Alternative Estimator for Multivariate Location and Scatter Matrix in the Presence of Outlier

摘要

It is generally known that in estimating location and scatter matrix of multivariate data when outliers are presents, the method of classical is not robust. The Maximum Likelihood Estimator (MLE) is always very sensitive to some deviations from the assumptions made on the data, especially, presence of outliers. To get over the above stated problem, many alternative estimators that are robust have been proposed in the last decades. Some of these estimators include the Minimum Covariance Determinant (MCD), the Minimum Volume Ellipsoid (MVE), S-Estimators, M-Estimators and Minimum Regularized Covariance Determinant (MRCD) among others.
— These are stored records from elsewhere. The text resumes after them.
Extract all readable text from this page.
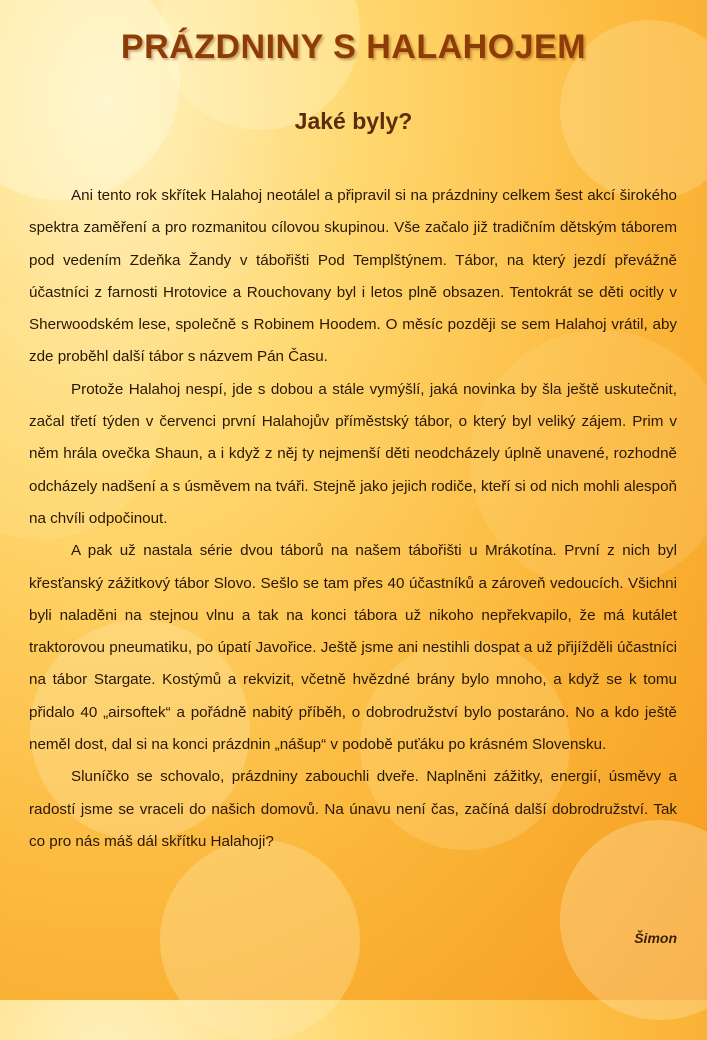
PRÁZDNINY S HALAHOJEM
Jaké byly?

Ani tento rok skřítek Halahoj neotálel a připravil si na prázdniny celkem šest akcí širokého spektra zaměření a pro rozmanitou cílovou skupinou. Vše začalo již tradičním dětským táborem pod vedením Zdeňka Žandy v tábořišti Pod Templštýnem. Tábor, na který jezdí převážně účastníci z farnosti Hrotovice a Rouchovany byl i letos plně obsazen. Tentokrát se děti ocitly v Sherwoodském lese, společně s Robinem Hoodem. O měsíc později se sem Halahoj vrátil, aby zde proběhl další tábor s názvem Pán Času.

Protože Halahoj nespí, jde s dobou a stále vymýšlí, jaká novinka by šla ještě uskutečnit, začal třetí týden v červenci první Halahojův příměstský tábor, o který byl veliký zájem. Prim v něm hrála ovečka Shaun, a i když z něj ty nejmenší děti neodcházely úplně unavené, rozhodně odcházely nadšení a s úsměvem na tváři. Stejně jako jejich rodiče, kteří si od nich mohli alespoň na chvíli odpočinout.

A pak už nastala série dvou táborů na našem tábořišti u Mrákotína. První z nich byl křesťanský zážitkový tábor Slovo. Sešlo se tam přes 40 účastníků a zároveň vedoucích. Všichni byli naladěni na stejnou vlnu a tak na konci tábora už nikoho nepřekvapilo, že má kutálet traktorovou pneumatiku, po úpatí Javořice. Ještě jsme ani nestihli dospat a už přijížděli účastníci na tábor Stargate. Kostýmů a rekvizit, včetně hvězdné brány bylo mnoho, a když se k tomu přidalo 40 „airsoftek“ a pořádně nabitý příběh, o dobrodružství bylo postaráno. No a kdo ještě neměl dost, dal si na konci prázdnin „nášup“ v podobě puťáku po krásném Slovensku.

Sluníčko se schovalo, prázdniny zabouchli dveře. Naplněni zážitky, energií, úsměvy a radostí jsme se vraceli do našich domovů. Na únavu není čas, začíná další dobrodružství. Tak co pro nás máš dál skřítku Halahoji?

Šimon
All the methods converged on tackling the problem of robust estimation by finding a sufficiently large subset of the data. In this paper, a robust method of estimating multivariate location and scatter matrix in the presence of outliers is proposed. The proposed estimator is obtained using the best units (samples) from the available data set that satisfied a set of three optimality criteria (CA,CH,CG).The performance of the proposed robust method was compared with two of the existing robust methods (MCD and MVE) and the classical method with their application in Principal component analysis data simulation. The measure of performance used was the Mean Square Errors (MSE) of the characteristic roots (eigen-values) of the variance-covariance matrix. Generally, the proposed alternative method is better than other robust methods and classical method, when the level of magnitude of outliers is small and also performed considerably well with MCD and MVE when the level of magnitude is high at all percentages of outliers.